Court voids Plum Creek approval

The Maine Superior Court has overruled the state's September 2009 approval of Plum Creek Timber Co.'s massive development in the Moosehead Lake region.

Chief Justice Thomas Humphrey yesterday ruled in favor of conservation groups Forest Ecology Network, Natural Resources Council of Maine and RESTORE: The North Woods, saying that the Land Use Regulation Commission broke its own rules in approving the development, according to a press release from RESTORE. The court found that LURC violated rules by failing to vote on the petition as it was presented, instead offering amendments, and by failing to hold another public hearing on Plum Creek's final petition. "Because LURC disregarded its Chapter 5 rules and engaged in an unauthorized, ad hoc procedure that prejudiced Petitioners' rights, the court must vacate the Decision of the Commission and remand for a public hearing on Plum Creek's fourth and final amended petition," Humphrey wrote in the ruling.

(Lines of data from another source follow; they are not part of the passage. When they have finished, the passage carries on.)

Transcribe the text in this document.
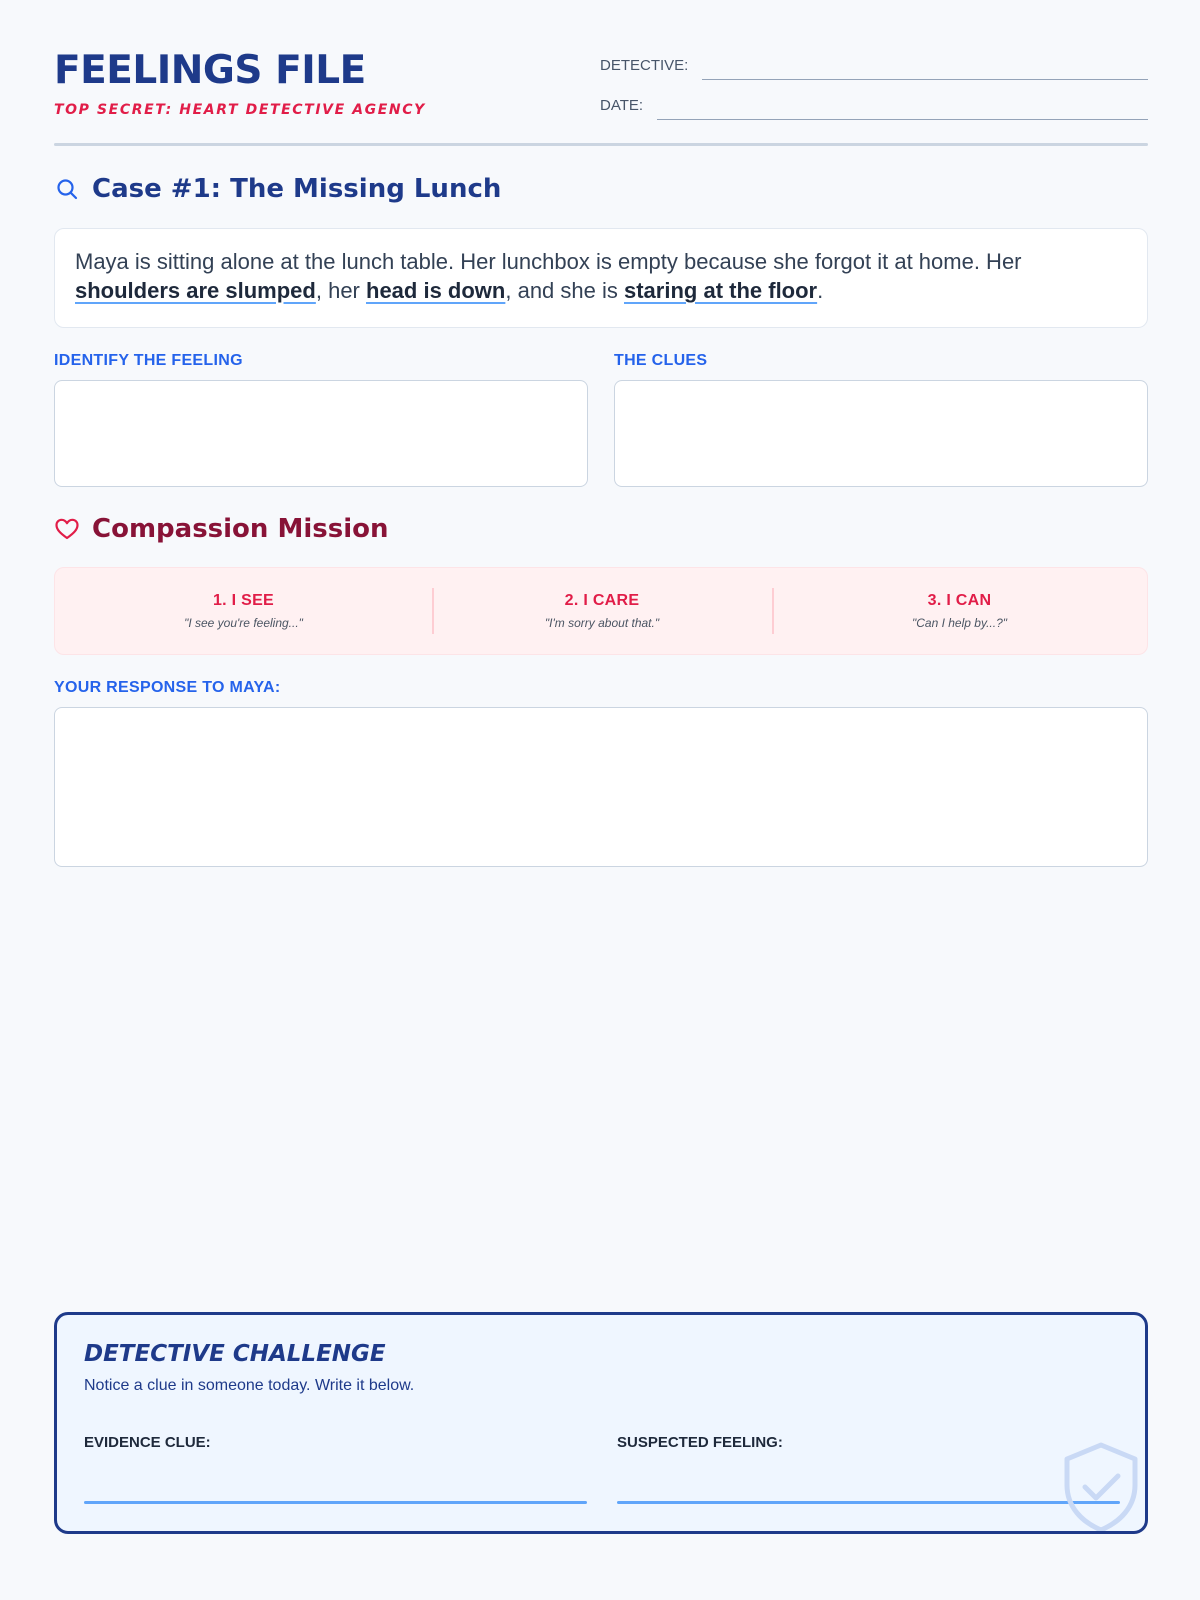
FEELINGS FILE
TOP SECRET: HEART DETECTIVE AGENCY
DETECTIVE:
DATE:
Case #1: The Missing Lunch
Maya is sitting alone at the lunch table. Her lunchbox is empty because she forgot it at home. Her shoulders are slumped, her head is down, and she is staring at the floor.
IDENTIFY THE FEELING	THE CLUES
Compassion Mission
1. I SEE
"I see you're feeling..."
2. I CARE
"I'm sorry about that."
3. I CAN
"Can I help by...?"
YOUR RESPONSE TO MAYA:
DETECTIVE CHALLENGE
Notice a clue in someone today. Write it below.
EVIDENCE CLUE:	SUSPECTED FEELING:
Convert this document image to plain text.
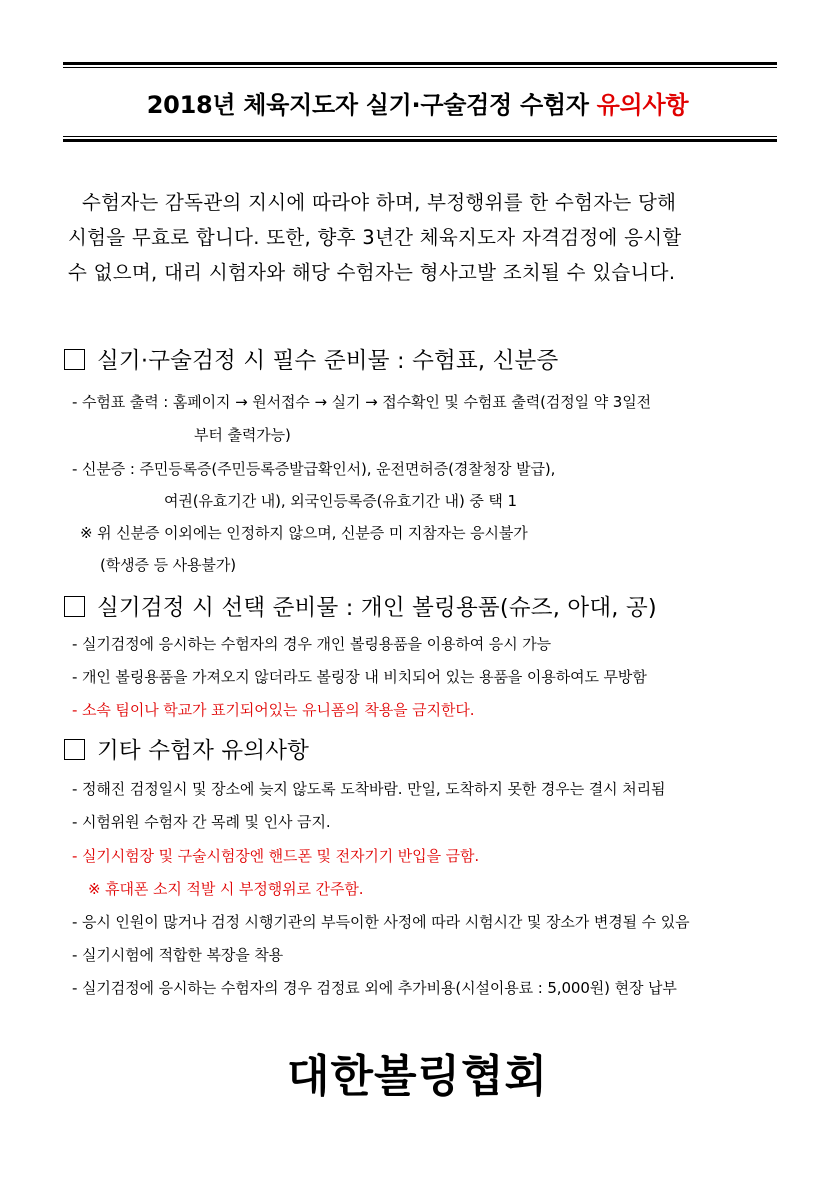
2018년 체육지도자 실기·구술검정 수험자 유의사항
수험자는 감독관의 지시에 따라야 하며, 부정행위를 한 수험자는 당해
시험을 무효로 합니다. 또한, 향후 3년간 체육지도자 자격검정에 응시할
수 없으며, 대리 시험자와 해당 수험자는 형사고발 조치될 수 있습니다.
실기·구술검정 시 필수 준비물 : 수험표, 신분증
- 수험표 출력 : 홈페이지 → 원서접수 → 실기 → 접수확인 및 수험표 출력(검정일 약 3일전
부터 출력가능)
- 신분증 : 주민등록증(주민등록증발급확인서), 운전면허증(경찰청장 발급),
여권(유효기간 내), 외국인등록증(유효기간 내) 중 택 1
※ 위 신분증 이외에는 인정하지 않으며, 신분증 미 지참자는 응시불가
(학생증 등 사용불가)
실기검정 시 선택 준비물 : 개인 볼링용품(슈즈, 아대, 공)
- 실기검정에 응시하는 수험자의 경우 개인 볼링용품을 이용하여 응시 가능
- 개인 볼링용품을 가져오지 않더라도 볼링장 내 비치되어 있는 용품을 이용하여도 무방함
- 소속 팀이나 학교가 표기되어있는 유니폼의 착용을 금지한다.
기타 수험자 유의사항
- 정해진 검정일시 및 장소에 늦지 않도록 도착바람. 만일, 도착하지 못한 경우는 결시 처리됨
- 시험위원 수험자 간 목례 및 인사 금지.
- 실기시험장 및 구술시험장엔 핸드폰 및 전자기기 반입을 금함.
※ 휴대폰 소지 적발 시 부정행위로 간주함.
- 응시 인원이 많거나 검정 시행기관의 부득이한 사정에 따라 시험시간 및 장소가 변경될 수 있음
- 실기시험에 적합한 복장을 착용
- 실기검정에 응시하는 수험자의 경우 검정료 외에 추가비용(시설이용료 : 5,000원) 현장 납부
대한볼링협회
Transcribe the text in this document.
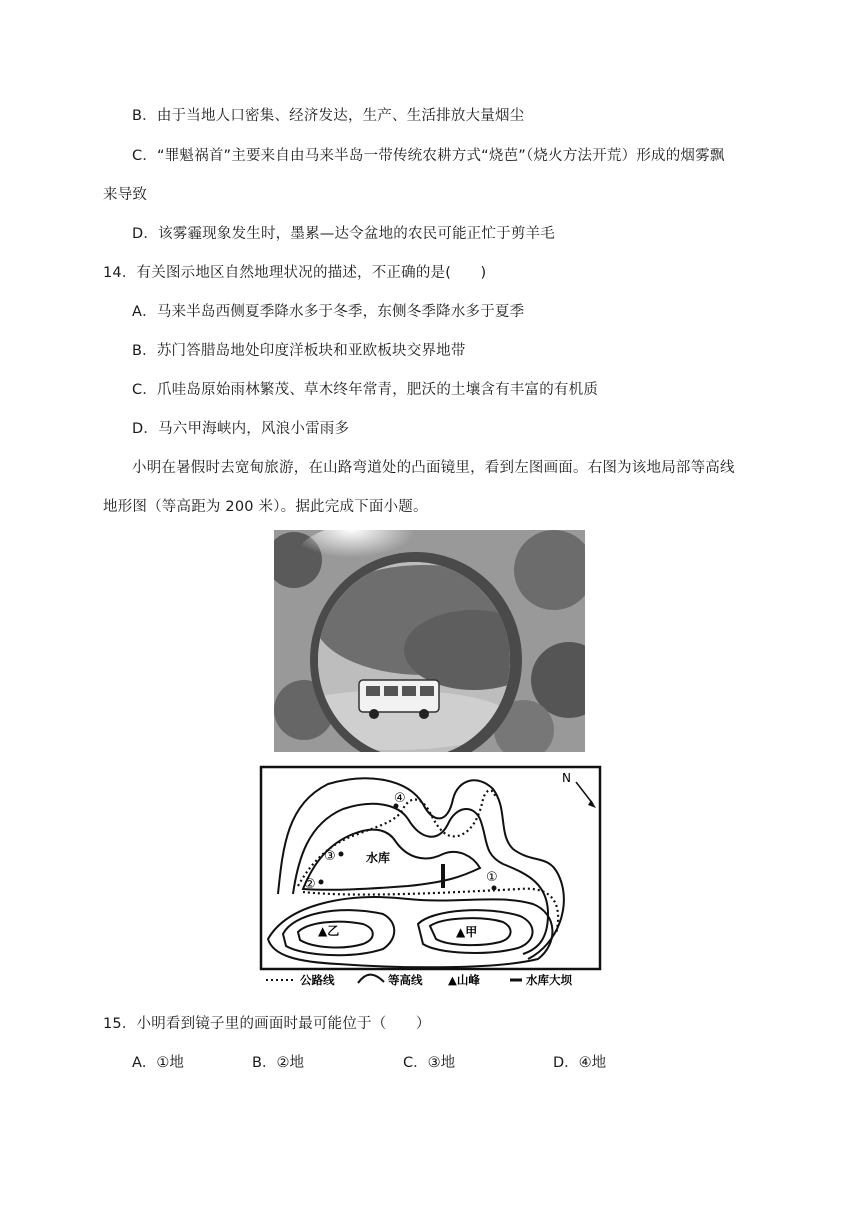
B．由于当地人口密集、经济发达，生产、生活排放大量烟尘
C．“罪魁祸首”主要来自由马来半岛一带传统农耕方式“烧芭”（烧火方法开荒）形成的烟雾飘
来导致
D．该雾霾现象发生时，墨累—达令盆地的农民可能正忙于剪羊毛
14．有关图示地区自然地理状况的描述，不正确的是(　　)
A．马来半岛西侧夏季降水多于冬季，东侧冬季降水多于夏季
B．苏门答腊岛地处印度洋板块和亚欧板块交界地带
C．爪哇岛原始雨林繁茂、草木终年常青，肥沃的土壤含有丰富的有机质
D．马六甲海峡内，风浪小雷雨多
小明在暑假时去宽甸旅游，在山路弯道处的凸面镜里，看到左图画面。右图为该地局部等高线
地形图（等高距为 200 米）。据此完成下面小题。
N
水库
▲甲
▲乙
①
②
③
④
公路线	等高线 ▲山峰	水库大坝
15．小明看到镜子里的画面时最可能位于（　　）
A．①地	B．②地	C．③地	D．④地
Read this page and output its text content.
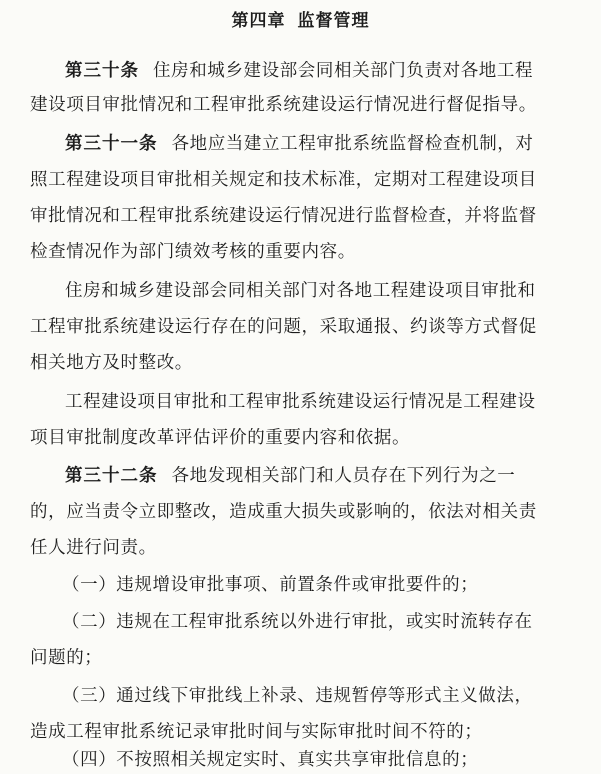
第四章 监督管理
第三十条 住房和城乡建设部会同相关部门负责对各地工程
建设项目审批情况和工程审批系统建设运行情况进行督促指导。
第三十一条 各地应当建立工程审批系统监督检查机制，对
照工程建设项目审批相关规定和技术标准，定期对工程建设项目
审批情况和工程审批系统建设运行情况进行监督检查，并将监督
检查情况作为部门绩效考核的重要内容。
住房和城乡建设部会同相关部门对各地工程建设项目审批和
工程审批系统建设运行存在的问题，采取通报、约谈等方式督促
相关地方及时整改。
工程建设项目审批和工程审批系统建设运行情况是工程建设
项目审批制度改革评估评价的重要内容和依据。
第三十二条 各地发现相关部门和人员存在下列行为之一
的，应当责令立即整改，造成重大损失或影响的，依法对相关责
任人进行问责。
（一）违规增设审批事项、前置条件或审批要件的；
（二）违规在工程审批系统以外进行审批，或实时流转存在
问题的；
（三）通过线下审批线上补录、违规暂停等形式主义做法，
造成工程审批系统记录审批时间与实际审批时间不符的；
（四）不按照相关规定实时、真实共享审批信息的；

In September 2009, four years after Plum Creek first proposed the project, LURC approved the Seattle-based company's plan for more than 1,000 housing units, two resorts with more than 1,000 units and nearly 400,000 acres of conserved land. The environmental groups filed their appeal a month later.

Representatives from the Maine Attorney General's Office, which defended LURC, and Plum Creek declined to comment or say if they would appeal the decision to the Maine Supreme Judicial Court, according to the Bangor Daily News.